Feed the Hungry: An economical plan for preventing hunger
Economist Mike Walton has an interesting suggestion — that the government eliminate much of the bureaucracy that runs the so-called “entitlement” programs for the poor.
The bureaucracy is there mainly to ensure that the money is spent as intended — some for housing, some for food, some for medical care, and so on. Instead of giving money to the recipients, Walton suggests that the government give them vouchers to pay for whatever it is that the taxpayers are buying for them.
To some extent, the food stamp program does that, since only food can legally be traded for food stamps or bought with the food-stamp program’s debit cards.
Billions of dollars in the salaries of government workers could be saved, or so it seems, by using vouchers instead of cash, for other programs, and it could be done without cutting the handouts.
Dr.
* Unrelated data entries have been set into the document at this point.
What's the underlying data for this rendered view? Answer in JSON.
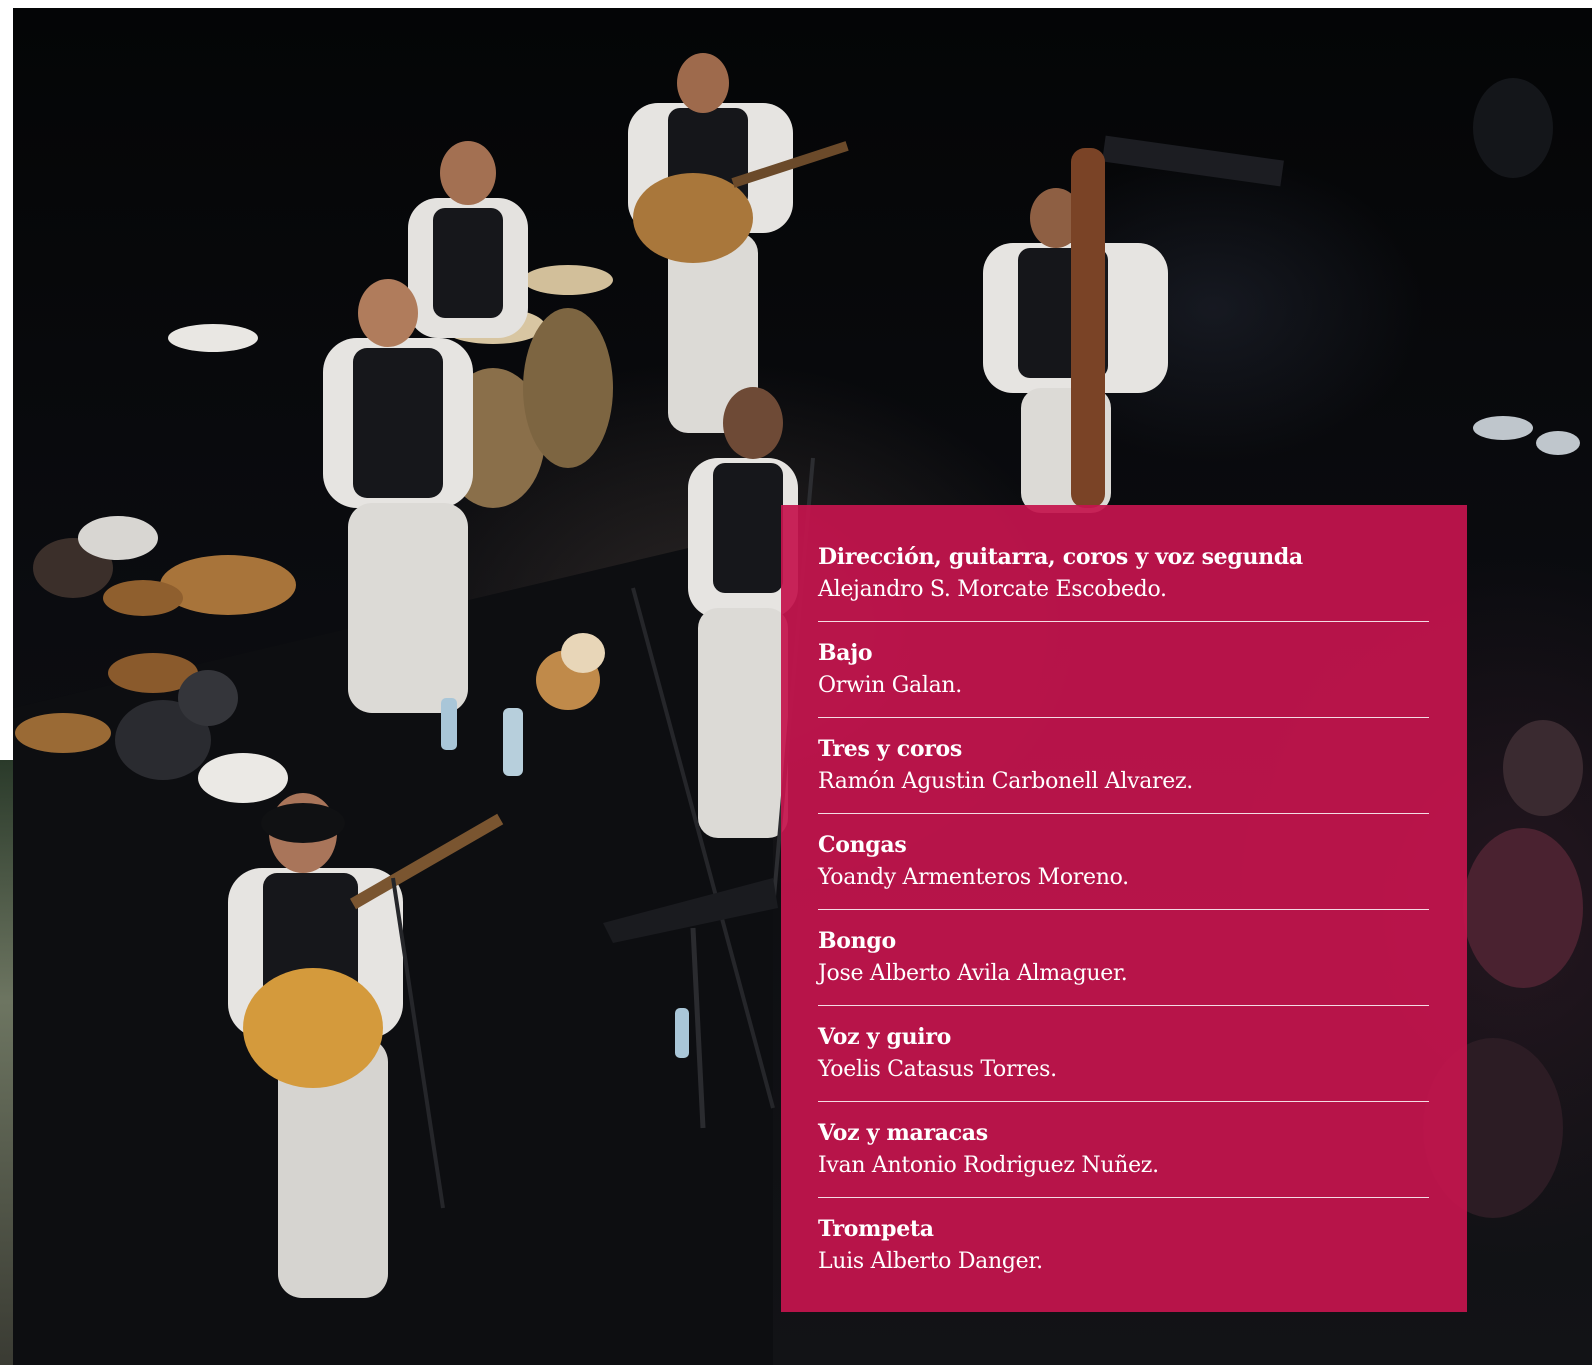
{
  "photo": {
    "subject": "concert-band-on-stage"
  },
  "credits": [
    {
      "role": "Dirección, guitarra, coros y voz segunda",
      "name": "Alejandro S. Morcate Escobedo."
    },
    {
      "role": "Bajo",
      "name": "Orwin Galan."
    },
    {
      "role": "Tres y coros",
      "name": "Ramón Agustin Carbonell Alvarez."
    },
    {
      "role": "Congas",
      "name": "Yoandy Armenteros Moreno."
    },
    {
      "role": "Bongo",
      "name": "Jose Alberto Avila Almaguer."
    },
    {
      "role": "Voz y guiro",
      "name": "Yoelis Catasus Torres."
    },
    {
      "role": "Voz y maracas",
      "name": "Ivan Antonio Rodriguez Nuñez."
    },
    {
      "role": "Trompeta",
      "name": "Luis Alberto Danger."
    }
  ],
  "colors": {
    "panel": "#c4144e",
    "text": "#ffffff"
  }
}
Walton writes in a column on this page that these give-away programs cost the government about $522 billion a year, as of two years ago when the latest count was available. That’s enough, he notes, to simply hand over $15,000 each to every man, woman and child below the federal poverty level.
Americans by and large are generous when it comes to government money. Many of them don’t see it as belonging to the taxpayers who earned it, but as a great pool of manna.
None of us want deserving people to go hungry, to be without medical care or to be cold in the winter, and Walton notes that private charitable giving adds $242 billion a year to what the government hands out to the poor.
Walton’s column brings to mind another idea for feeding the hungry. It would save billions in food costs and more billions in administrative costs. And would provide even greater assurance that no American had to go hungry.
Let’s call it Feed the Hungry.
Feed the Hungry would work simply. The government would aside a store of cheap, nonperishable food, and give it away without administering any test of need. There would be no bureaucracy, and that would save billions.
Food stamps, in the states where they have not been replaced by debit-type cards, are sometimes traded illicitly for liquor, dope or cigarettes. Feed the Hungry would eliminate that problem. Food stamps are sometimes illicitly sold, but nothing like that could happen under Feed the Hungry. How could you trade or sell the right to something that is free anyhow?
A family could simply go to the nearest distribution point and get all it wanted. The free nonperishables could be foods like dried vegetables and rice, which are nutritious but cheap. The government could buy them in large quantities for far less than the cost of food stamps.
The diet could get boring but it would fulfill the purpose of preventing hunger. Charities could supplement it with a variety of foods if they wanted to.
The idea of giving away something without an income test might seem strange to some. But if the goal can be reached more economically and more efficiently, why not consider it?